Изменить стиль страницы

Выполнив заход по радиосредствам, начинаю снижение. Иду по глиссаде. Точно? Точнее не может быть. Ничего, кроме приборов не вижу. Высота? Двести метров, сто пятьдесят… Земля? Нет земли…

Уменьшаю вертикальную скорость. Высота? Восемьдесят метров. Кругом сплошное молоко. До встречи с землей остается несколько секунд. Уходить на второй круг бессмысленно: на повторный заход может не хватить горючего, а потом — чем другой заход будет лучше этого?

Ну, Максим, ты же везучий, давай, Максим, — примерно так говорю себе и тихонечко выбираю штурвал на себя. Так… еще чуть… еще… Убираю обороты двигателей полностью…

— Почему-то мы не падаем, не проваливаемся… Высота? По прибору — ноль, даже капельку меньше ноля. Все, что я мог, сделал. И тут медленно, по-черепашьи вползает в сознание — ты же, сукин сын, сел, ты катишь по заснеженной полосе, вот почему мы не падаем… Мы живы и целы, черт возьми.

Никому, ни при каких обстоятельствах не порекомендую пытаться повторить такое приземление. И сам не рискну. Но тогда нечего мне было делать. Уже на земле, укрытой туманом, мы просидели в самолете без малого два часа. Нас искали, но ни одна автомашина сопровождения не смогла обнаружить «упавший» самолет. Все изрядно замерзли. Когда чуточку поредело, нас, наконец, выручили. Что будет еще в жизни, не могу угадать, но ни до, ни после того полета вплоть до сегодняшнего дня ничего подобного я больше не испытывал.

Пока мы летали по программе воздействия на облака, с «Толстым», то есть с Дмитрием Васильевичем, я практически не встречался. Видно у него ко мне не было вопросов, а у меня — к нему тем более, какие могли быть вопросы? Программа вроде бы близилась к завершению, мы не убились, хотя шансов было предостаточно, и я уже начал помышлять об отпуске, о Гагре, например, о курортных приключениях.
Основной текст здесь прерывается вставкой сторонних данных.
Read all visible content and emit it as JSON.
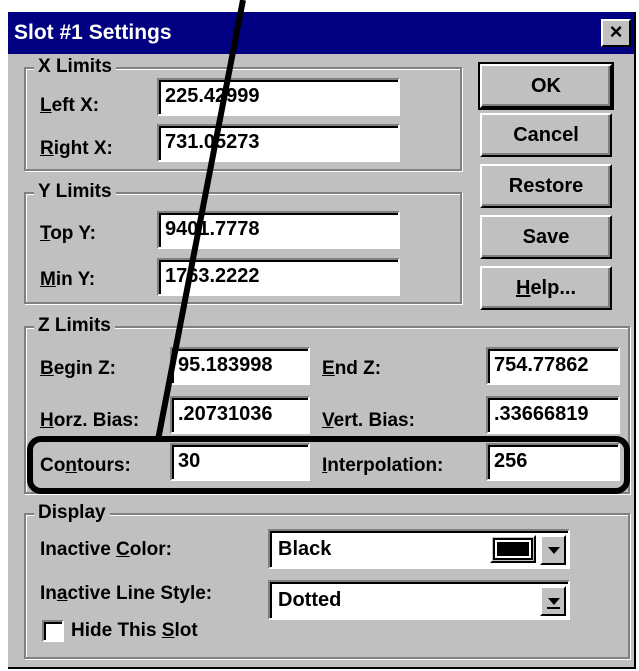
{
  "dialog": {
    "title": "Slot #1 Settings",
    "close_glyph": "×"
  },
  "x_limits": {
    "legend": "X Limits",
    "left_label_key": "L",
    "left_label_rest": "eft X:",
    "left_value": "225.42999",
    "right_label_key": "R",
    "right_label_rest": "ight X:",
    "right_value": "731.05273"
  },
  "y_limits": {
    "legend": "Y Limits",
    "top_label_key": "T",
    "top_label_rest": "op Y:",
    "top_value": "9401.7778",
    "min_label_key": "M",
    "min_label_rest": "in Y:",
    "min_value": "1763.2222"
  },
  "buttons": {
    "ok": "OK",
    "cancel": "Cancel",
    "restore": "Restore",
    "save": "Save",
    "help_key": "H",
    "help_rest": "elp..."
  },
  "z_limits": {
    "legend": "Z Limits",
    "begin_label_key": "B",
    "begin_label_rest": "egin Z:",
    "begin_value": "95.183998",
    "end_label_key": "E",
    "end_label_rest": "nd Z:",
    "end_value": "754.77862",
    "horz_label_key": "H",
    "horz_label_rest": "orz. Bias:",
    "horz_value": ".20731036",
    "vert_label_key": "V",
    "vert_label_rest": "ert. Bias:",
    "vert_value": ".33666819",
    "contours_label_pre": "Co",
    "contours_label_key": "n",
    "contours_label_rest": "tours:",
    "contours_value": "30",
    "interp_label_key": "I",
    "interp_label_rest": "nterpolation:",
    "interp_value": "256"
  },
  "display": {
    "legend": "Display",
    "inactive_color_pre": "Inactive ",
    "inactive_color_key": "C",
    "inactive_color_rest": "olor:",
    "inactive_color_value": "Black",
    "swatch_color": "#000000",
    "inactive_line_pre": "In",
    "inactive_line_key": "a",
    "inactive_line_rest": "ctive Line Style:",
    "inactive_line_value": "Dotted",
    "hide_pre": "Hide This ",
    "hide_key": "S",
    "hide_rest": "lot",
    "hide_checked": false
  },
  "colors": {
    "title_bar": "#000080",
    "dialog_face": "#c0c0c0"
  }
}
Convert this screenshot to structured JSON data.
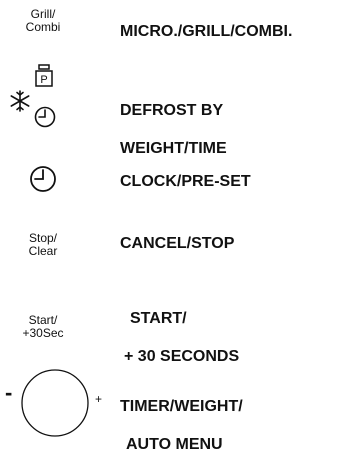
{
  "rows": {
    "grill": {
      "button_label_line1": "Grill/",
      "button_label_line2": "Combi",
      "description": "MICRO./GRILL/COMBI."
    },
    "defrost": {
      "weight_icon_letter": "P",
      "description_line1": "DEFROST BY",
      "description_line2": "WEIGHT/TIME",
      "icons": [
        "snowflake-icon",
        "weight-icon",
        "clock-icon"
      ]
    },
    "clock": {
      "description": "CLOCK/PRE-SET",
      "icons": [
        "clock-icon"
      ]
    },
    "stop": {
      "button_label_line1": "Stop/",
      "button_label_line2": "Clear",
      "description": "CANCEL/STOP"
    },
    "start": {
      "button_label_line1": "Start/",
      "button_label_line2": "+30Sec",
      "description_line1": "START/",
      "description_line2": "+ 30 SECONDS"
    },
    "knob": {
      "minus_label": "-",
      "plus_label": "+",
      "description_line1": "TIMER/WEIGHT/",
      "description_line2": "AUTO MENU",
      "icons": [
        "dial-knob"
      ]
    }
  },
  "colors": {
    "ink": "#111111",
    "background": "#ffffff"
  }
}
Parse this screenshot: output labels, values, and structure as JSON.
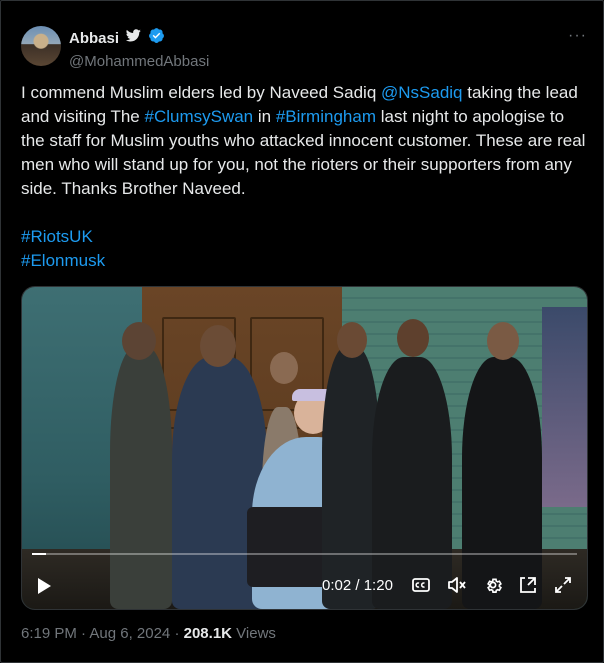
{
  "tweet": {
    "author": {
      "display_name": "Abbasi",
      "handle": "@MohammedAbbasi"
    },
    "text_parts": [
      "I commend Muslim elders led by Naveed Sadiq ",
      "@NsSadiq",
      " taking the lead and visiting The ",
      "#ClumsySwan",
      " in ",
      "#Birmingham",
      " last night to apologise to the staff for Muslim youths who attacked innocent customer. These are real men who will stand up for you, not the rioters or their supporters from any side. Thanks Brother Naveed."
    ],
    "hashtags": [
      "#RiotsUK",
      "#Elonmusk"
    ],
    "video": {
      "current_time": "0:02",
      "separator": "/",
      "duration": "1:20",
      "progress": 0.025
    },
    "timestamp": "6:19 PM · Aug 6, 2024",
    "views_separator": " · ",
    "views_count": "208.1K",
    "views_label": "Views"
  },
  "colors": {
    "background": "#000000",
    "text": "#e7e9ea",
    "secondary": "#71767b",
    "link": "#1d9bf0",
    "verified": "#1d9bf0"
  },
  "icons": {
    "bird": "twitter-bird-icon",
    "verified": "verified-badge-icon",
    "more": "more-horizontal-icon",
    "play": "play-icon",
    "captions": "closed-captions-icon",
    "volume": "volume-muted-icon",
    "settings": "settings-icon",
    "pip": "picture-in-picture-icon",
    "fullscreen": "fullscreen-icon"
  }
}
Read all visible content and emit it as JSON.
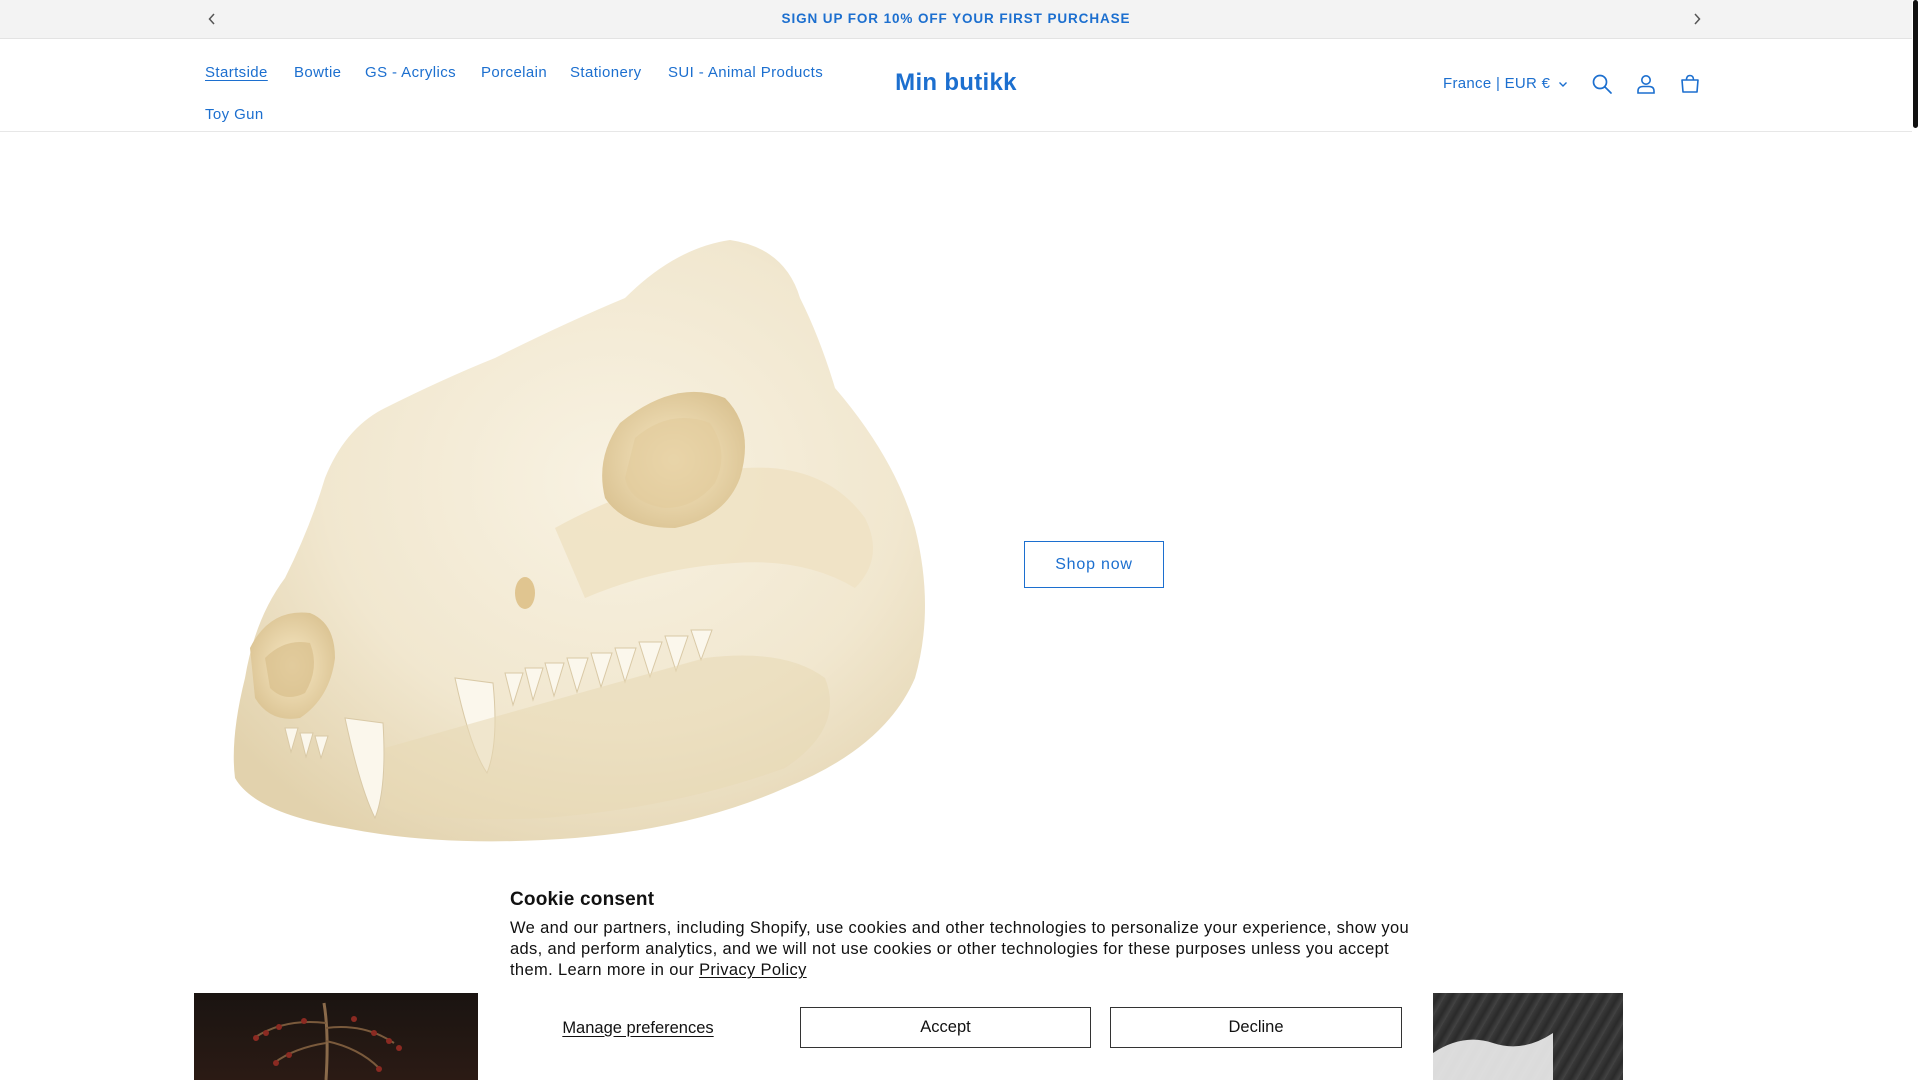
{
  "announcement": {
    "message": "SIGN UP FOR 10% OFF YOUR FIRST PURCHASE",
    "prev_icon": "chevron-left-icon",
    "next_icon": "chevron-right-icon"
  },
  "header": {
    "nav": [
      {
        "label": "Startside",
        "active": true
      },
      {
        "label": "Bowtie",
        "active": false
      },
      {
        "label": "GS - Acrylics",
        "active": false
      },
      {
        "label": "Porcelain",
        "active": false
      },
      {
        "label": "Stationery",
        "active": false
      },
      {
        "label": "SUI - Animal Products",
        "active": false
      },
      {
        "label": "Toy Gun",
        "active": false
      }
    ],
    "logo": "Min butikk",
    "locale": "France | EUR €",
    "icons": [
      "search-icon",
      "account-icon",
      "cart-icon"
    ]
  },
  "hero": {
    "button_label": "Shop now"
  },
  "cookie": {
    "title": "Cookie consent",
    "description": "We and our partners, including Shopify, use cookies and other technologies to personalize your experience, show you ads, and perform analytics, and we will not use cookies or other technologies for these purposes unless you accept them. Learn more in our ",
    "policy_link": "Privacy Policy",
    "manage_label": "Manage preferences",
    "accept_label": "Accept",
    "decline_label": "Decline"
  },
  "colors": {
    "accent": "#1c6fcf",
    "announcement_bg": "#f3f3f3"
  }
}
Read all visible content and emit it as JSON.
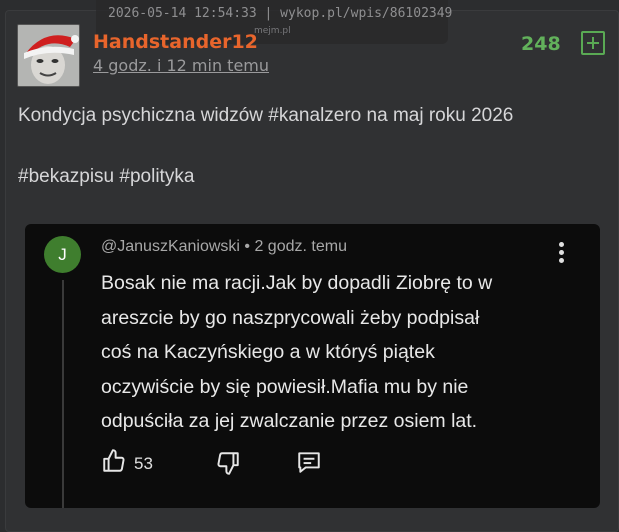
{
  "watermark": {
    "timestamp_source": "2026-05-14 12:54:33 | wykop.pl/wpis/86102349",
    "site": "mejm.pl"
  },
  "post": {
    "author": "Handstander12",
    "time_ago": "4 godz. i 12 min temu",
    "votes": "248",
    "text_before": "Kondycja psychiczna widzów ",
    "hashtag_main": "#kanalzero",
    "text_after": " na maj roku 2026",
    "tags": [
      "#bekazpisu",
      "#polityka"
    ]
  },
  "comment": {
    "avatar_letter": "J",
    "author_line": "@JanuszKaniowski • 2 godz. temu",
    "lines": [
      "Bosak nie ma racji.Jak by dopadli Ziobrę to w",
      "areszcie by go naszprycowali żeby podpisał",
      "coś na Kaczyńskiego a w któryś piątek",
      "oczywiście by się powiesił.Mafia mu by nie",
      "odpuściła za jej zwalczanie przez osiem lat."
    ],
    "likes": "53"
  },
  "colors": {
    "author": "#e8652c",
    "votes": "#62b15b",
    "comment_avatar": "#3f7e2e"
  },
  "icons": [
    "plus-square-icon",
    "thumbs-up-icon",
    "thumbs-down-icon",
    "reply-comment-icon",
    "kebab-menu-icon"
  ]
}
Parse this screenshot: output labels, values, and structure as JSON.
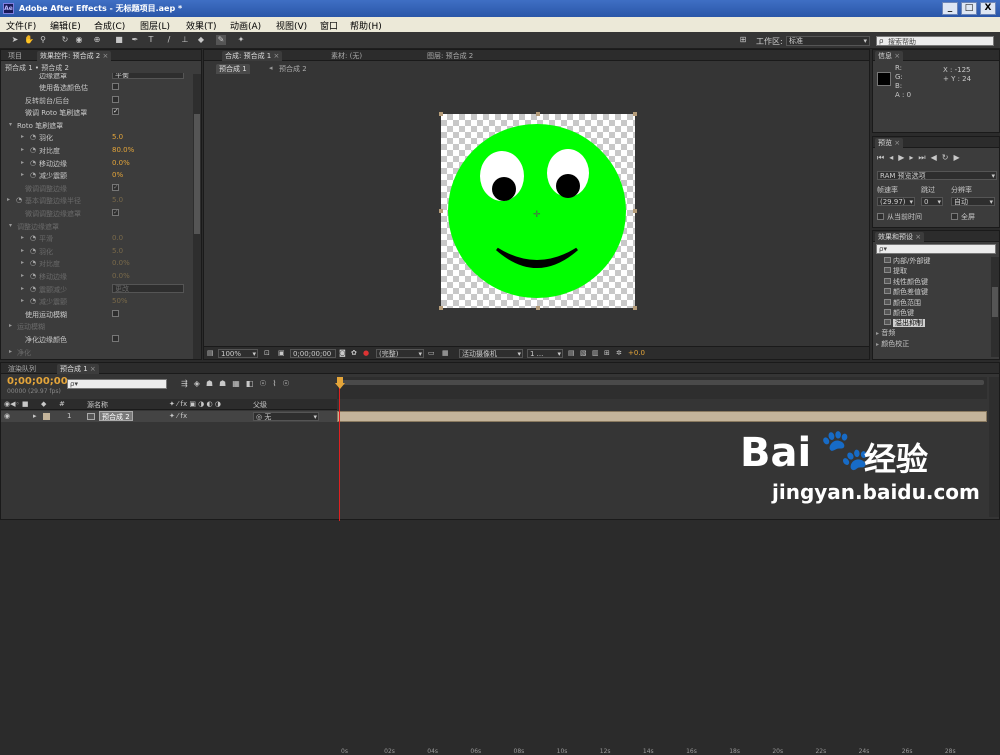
{
  "window": {
    "app_logo": "Ae",
    "title": "Adobe After Effects - 无标题项目.aep *",
    "buttons": [
      "_",
      "□",
      "X"
    ]
  },
  "menu": [
    "文件(F)",
    "编辑(E)",
    "合成(C)",
    "图层(L)",
    "效果(T)",
    "动画(A)",
    "视图(V)",
    "窗口",
    "帮助(H)"
  ],
  "toolbar": {
    "workspace_label": "工作区:",
    "workspace_value": "标准",
    "search_placeholder": "搜索帮助"
  },
  "effects_panel": {
    "tabs": [
      "项目",
      "效果控件: 预合成 2"
    ],
    "breadcrumb": "预合成 1 • 预合成 2",
    "clipped_row": {
      "label": "边缘遮罩",
      "value": "平衡"
    },
    "rows": [
      {
        "label": "使用备选颜色估",
        "type": "checkbox",
        "checked": false
      },
      {
        "label": "反转前台/后台",
        "type": "checkbox",
        "checked": false
      },
      {
        "label": "微调 Roto 笔刷遮罩",
        "type": "checkbox",
        "checked": true
      },
      {
        "label": "Roto 笔刷遮罩",
        "type": "group"
      },
      {
        "label": "羽化",
        "value": "5.0"
      },
      {
        "label": "对比度",
        "value": "80.0%"
      },
      {
        "label": "移动边缘",
        "value": "0.0%"
      },
      {
        "label": "减少震颤",
        "value": "0%"
      },
      {
        "label": "微调调整边缘",
        "type": "checkbox",
        "checked": true,
        "dim": true
      },
      {
        "label": "基本调整边缘半径",
        "value": "5.0",
        "dim": true
      },
      {
        "label": "微调调整边缘遮罩",
        "type": "checkbox",
        "checked": true,
        "dim": true
      },
      {
        "label": "调整边缘遮罩",
        "type": "group",
        "dim": true
      },
      {
        "label": "平滑",
        "value": "0.0",
        "dim": true
      },
      {
        "label": "羽化",
        "value": "5.0",
        "dim": true
      },
      {
        "label": "对比度",
        "value": "0.0%",
        "dim": true
      },
      {
        "label": "移动边缘",
        "value": "0.0%",
        "dim": true
      },
      {
        "label": "震颤减少",
        "value": "更改",
        "dim": true
      },
      {
        "label": "减少震颤",
        "value": "50%",
        "dim": true
      },
      {
        "label": "使用运动模糊",
        "type": "checkbox",
        "checked": false
      },
      {
        "label": "运动模糊",
        "type": "group",
        "dim": true
      },
      {
        "label": "净化边缘颜色",
        "type": "checkbox",
        "checked": false
      },
      {
        "label": "净化",
        "type": "group",
        "dim": true
      }
    ]
  },
  "composition_panel": {
    "tabs": [
      "合成: 预合成 1",
      "素材: (无)",
      "图层: 预合成 2"
    ],
    "subtabs": [
      "预合成 1",
      "预合成 2"
    ],
    "bottom": {
      "zoom": "100%",
      "time": "0;00;00;00",
      "resolution": "(完整)",
      "camera": "活动摄像机",
      "views": "1 ...",
      "exposure": "+0.0"
    }
  },
  "info_panel": {
    "tab": "信息",
    "r": "R:",
    "g": "G:",
    "b": "B:",
    "a": "A : 0",
    "x": "X : -125",
    "y": "+ Y : 24"
  },
  "preview_panel": {
    "tab": "预览",
    "ram_options": "RAM 预览选项",
    "frame_rate_label": "帧速率",
    "skip_label": "跳过",
    "resolution_label": "分辨率",
    "frame_rate": "(29.97)",
    "skip": "0",
    "resolution": "自动",
    "from_current": "从当前时间",
    "fullscreen": "全屏"
  },
  "effects_presets": {
    "tab": "效果和预设",
    "search_placeholder": "ρ▾",
    "items": [
      "内部/外部键",
      "提取",
      "线性颜色键",
      "颜色差值键",
      "颜色范围",
      "颜色键",
      "溢出抑制"
    ],
    "selected_index": 6,
    "groups": [
      "音频",
      "颜色校正"
    ]
  },
  "timeline": {
    "tabs": [
      "渲染队列",
      "预合成 1"
    ],
    "timecode": "0;00;00;00",
    "timecode_sub": "00000 (29.97 fps)",
    "search_placeholder": "ρ▾",
    "columns": {
      "name": "源名称",
      "parent": "父级"
    },
    "layer": {
      "index": "1",
      "name": "预合成 2",
      "parent": "无"
    },
    "ticks": [
      "0s",
      "02s",
      "04s",
      "06s",
      "08s",
      "10s",
      "12s",
      "14s",
      "16s",
      "18s",
      "20s",
      "22s",
      "24s",
      "26s",
      "28s"
    ]
  },
  "watermark": {
    "brand": "Bai",
    "brand2": "经验",
    "url": "jingyan.baidu.com"
  },
  "colors": {
    "face": "#00ff00",
    "accent_value": "#e4a53a",
    "layer_bar": "#c4b49a",
    "playhead": "#e02020"
  }
}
На юге мне обычно везло на приятные неожиданности, и как раз тут меня вызывает Дмитрий Васильевич.

Не могу пожаловаться, на этот раз «Толстый» отменно вежлив, пожалуй, даже предупредителен сверх меры. Но, что я слышу!

— Рад вас снова видеть, Робино, и готов поздравить с успехом. Первую часть программы вы исполнили, нет слов, — великолепно. Летный экипаж я представляю к правительственным наградам…

Наверное, здесь мне следовало поблагодарить начальника, как минимум, произнести армейское: служу Советскому Союзу! но я ничего не говорю. Не ожидал такого поворота, и, что последует?

— Должен сказать, Робино, пока вы летали, мы тоже времени зря не теряли. Практически новая ЛЛ готова. Машина построена специально для нас, с учетом специфики полетов в облаках. Она чуть меньше той, на которой вы проделали первую часть программы, запас прочности новой ЛЛ значительно увеличен, он почти такой же, как у современного истребителя. Летательный аппарат поступает в собственность нашей фирмы. Улавливаете? У меня уже был разговор с вашим Генеральным. Михаил Ильич, хотя и неохотно, согласился уступить вас, высказавшись примерно так: если только ты, то есть я, сумею прельстить вас, Робино…

— Интересно однако получается, — говорю я, — без меня меня женили?!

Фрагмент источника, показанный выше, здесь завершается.